I'm currently reading American Gods by Neil Gaiman. The book is great so far, and I recommend it. I've read a few of Neil’s books (The Ocean at the End of the Lane, Coraline) so I knew that I’d be walking into a world where fantasy, myth and horror could play a role. I really like the world’s set-up: any god, myth or legend that’s been worshipped and believed in comes into being. And as communities came to the new world, they brought with them their old gods. These old gods became forgotten, and ignored, and live amongst us the best they can, surviving the best they can. Our modern world brings a type of degenerate worship, the media, the internet, gaming, instant gratification, and so “new gods” are now also amongst us, and they have little to no respect for the gods that came before them.

This had me thinking about the gods that might rule my life. These incarnations of gluttony, of self-hatred and depression. What does the demon behind depression look like? I imagine a black sinewy cloud, that grows in thickness and opacity as it surrounds me. I hear whispers, they talk about me and all of my faults. I imagine a large leech, attached to me as I sleep, rendering my rest useless and taking from me whatever automates a life. I see a veil between me and the world. A veil that pulses from my own chest, an implanted shackle existing only for me.
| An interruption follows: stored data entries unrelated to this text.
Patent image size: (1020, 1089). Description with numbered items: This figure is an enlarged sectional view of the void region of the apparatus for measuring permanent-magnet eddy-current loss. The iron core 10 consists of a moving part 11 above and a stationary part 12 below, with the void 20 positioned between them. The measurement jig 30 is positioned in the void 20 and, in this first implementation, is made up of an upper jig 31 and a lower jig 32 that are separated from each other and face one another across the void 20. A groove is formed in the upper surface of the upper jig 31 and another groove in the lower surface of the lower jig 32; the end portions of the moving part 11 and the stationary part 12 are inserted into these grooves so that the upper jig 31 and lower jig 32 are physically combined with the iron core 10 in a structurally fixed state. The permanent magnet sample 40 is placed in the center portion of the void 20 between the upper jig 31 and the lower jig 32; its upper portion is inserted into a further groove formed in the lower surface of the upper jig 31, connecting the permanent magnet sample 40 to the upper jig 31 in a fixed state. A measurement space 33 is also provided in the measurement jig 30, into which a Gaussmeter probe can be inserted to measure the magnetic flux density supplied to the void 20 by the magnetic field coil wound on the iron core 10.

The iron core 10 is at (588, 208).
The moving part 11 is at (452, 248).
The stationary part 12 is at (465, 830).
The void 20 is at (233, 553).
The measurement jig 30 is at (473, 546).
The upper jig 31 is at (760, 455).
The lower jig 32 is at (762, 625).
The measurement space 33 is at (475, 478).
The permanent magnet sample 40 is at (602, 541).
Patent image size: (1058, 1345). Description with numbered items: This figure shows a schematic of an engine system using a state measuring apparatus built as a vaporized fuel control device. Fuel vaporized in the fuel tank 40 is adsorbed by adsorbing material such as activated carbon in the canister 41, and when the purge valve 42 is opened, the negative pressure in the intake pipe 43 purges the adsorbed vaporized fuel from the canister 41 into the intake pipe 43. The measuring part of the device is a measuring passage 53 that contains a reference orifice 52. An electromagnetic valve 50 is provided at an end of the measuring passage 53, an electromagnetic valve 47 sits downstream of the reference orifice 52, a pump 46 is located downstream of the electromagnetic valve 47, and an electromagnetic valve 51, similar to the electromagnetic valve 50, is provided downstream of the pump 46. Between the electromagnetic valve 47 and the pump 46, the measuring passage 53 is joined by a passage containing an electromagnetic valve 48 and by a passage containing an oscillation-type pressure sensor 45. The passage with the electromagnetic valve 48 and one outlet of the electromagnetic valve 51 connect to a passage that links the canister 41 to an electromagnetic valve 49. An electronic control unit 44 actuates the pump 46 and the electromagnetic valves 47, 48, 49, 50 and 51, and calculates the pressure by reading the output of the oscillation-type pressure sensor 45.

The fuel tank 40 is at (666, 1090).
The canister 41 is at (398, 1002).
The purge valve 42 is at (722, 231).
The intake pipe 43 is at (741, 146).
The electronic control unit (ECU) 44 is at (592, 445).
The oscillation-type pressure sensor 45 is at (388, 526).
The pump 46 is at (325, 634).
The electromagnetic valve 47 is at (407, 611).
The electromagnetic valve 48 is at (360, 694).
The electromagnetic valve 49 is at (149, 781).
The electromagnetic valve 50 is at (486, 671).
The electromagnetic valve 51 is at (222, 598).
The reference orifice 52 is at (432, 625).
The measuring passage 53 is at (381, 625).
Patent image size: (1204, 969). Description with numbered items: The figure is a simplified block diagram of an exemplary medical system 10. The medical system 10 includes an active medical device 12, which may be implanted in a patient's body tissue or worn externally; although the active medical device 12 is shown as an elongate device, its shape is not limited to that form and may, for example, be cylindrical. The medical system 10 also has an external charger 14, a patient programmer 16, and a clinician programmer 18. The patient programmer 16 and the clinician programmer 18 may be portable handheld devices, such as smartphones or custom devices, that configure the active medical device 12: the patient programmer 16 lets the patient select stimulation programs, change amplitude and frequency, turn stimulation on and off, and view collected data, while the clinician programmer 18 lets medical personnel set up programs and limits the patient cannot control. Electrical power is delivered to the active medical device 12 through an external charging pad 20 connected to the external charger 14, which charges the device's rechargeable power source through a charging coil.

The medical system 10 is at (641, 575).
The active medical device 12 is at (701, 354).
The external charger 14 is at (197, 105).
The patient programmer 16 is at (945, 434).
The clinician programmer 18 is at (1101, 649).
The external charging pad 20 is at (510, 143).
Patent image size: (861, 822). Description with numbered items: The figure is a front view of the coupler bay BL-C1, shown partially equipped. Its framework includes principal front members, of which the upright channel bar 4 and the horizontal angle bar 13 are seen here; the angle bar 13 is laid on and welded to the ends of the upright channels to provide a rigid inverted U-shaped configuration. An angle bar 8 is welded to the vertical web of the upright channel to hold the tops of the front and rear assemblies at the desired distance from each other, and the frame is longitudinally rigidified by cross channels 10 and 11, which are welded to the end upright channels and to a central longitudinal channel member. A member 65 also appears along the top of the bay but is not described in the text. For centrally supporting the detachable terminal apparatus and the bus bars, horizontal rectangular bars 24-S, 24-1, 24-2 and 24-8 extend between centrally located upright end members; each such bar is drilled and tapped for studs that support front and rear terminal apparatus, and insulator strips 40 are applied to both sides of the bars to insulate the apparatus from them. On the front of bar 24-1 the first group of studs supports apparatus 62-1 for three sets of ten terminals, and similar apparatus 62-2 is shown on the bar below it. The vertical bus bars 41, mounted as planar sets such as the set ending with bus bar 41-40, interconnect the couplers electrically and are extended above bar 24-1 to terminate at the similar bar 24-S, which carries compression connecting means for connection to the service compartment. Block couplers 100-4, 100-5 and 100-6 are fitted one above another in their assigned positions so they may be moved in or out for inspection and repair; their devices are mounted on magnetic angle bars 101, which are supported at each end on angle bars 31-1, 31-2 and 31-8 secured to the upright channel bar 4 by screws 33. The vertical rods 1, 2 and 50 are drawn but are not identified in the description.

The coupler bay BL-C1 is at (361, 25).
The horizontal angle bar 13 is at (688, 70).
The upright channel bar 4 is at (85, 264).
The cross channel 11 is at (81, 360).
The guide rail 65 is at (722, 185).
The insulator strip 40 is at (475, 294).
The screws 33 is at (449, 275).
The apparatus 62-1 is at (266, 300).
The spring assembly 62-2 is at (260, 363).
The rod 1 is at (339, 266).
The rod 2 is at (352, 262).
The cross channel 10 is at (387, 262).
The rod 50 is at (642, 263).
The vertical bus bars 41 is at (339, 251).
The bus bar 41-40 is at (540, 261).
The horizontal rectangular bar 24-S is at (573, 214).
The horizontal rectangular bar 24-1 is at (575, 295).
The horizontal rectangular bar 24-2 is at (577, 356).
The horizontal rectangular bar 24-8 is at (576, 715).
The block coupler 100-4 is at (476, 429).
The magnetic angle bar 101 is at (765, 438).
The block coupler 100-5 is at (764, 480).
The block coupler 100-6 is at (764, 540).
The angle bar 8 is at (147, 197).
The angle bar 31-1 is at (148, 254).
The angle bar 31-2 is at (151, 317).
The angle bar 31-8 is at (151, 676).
What of anxiety? I imaging full-black eyes (think Robert Durst, lol) that twitch. I hear a high-frequency screeching that’s barely audible but that ebbs and flows, driving me to swat at my ears. I see cages monkeys, shrieking and jumping from cage-wall to cage-wall. I see a face in a plastic bag, gasping desperately for air.

What do you sacrifice to the god of depression? It seems obvious, doesn't it? Time. It’s what he takes. Your time becomes his time, and he grows fat with it. I've lost so much of it. Whole segments of my life that hold no real memory outside of haze. Rough time periods outlined only by occasional happenings. So much time, so much un-lived life. The seed of possibility slowly, painfully plucked out of me and as if part of some sadistic ritual, I'm made to watch as it disintegrates and blows away.

On some days I feel strong, a stubborn fire inside me burns, fuelled by my resentment and anger. Fuck those gods. I scream that internally, toward the void of existence. Fuck you, gods. I mock you and your raison-d'etre. Nothing is of you. You’re made up of others. My dependence on others is rooted in caring. There is sweetness there. Fuck you, false-gods. When I survive you, a part of me laughs doggedly. Ridicule. I hope it shames you. Hope. I imagine that shames you as well. You are a twat, a real douche. Maybe I’ll imagine you at a dance-club, surrounded by the vapid and the spoiled. You’d be annoyed. That amuses me. False eyelashes and spray tans. Hair gel and male-ego. Forced baby-voices and rich parents. Maybe your demon is Paris Hilton. If that’s the case, I’ll pray to her.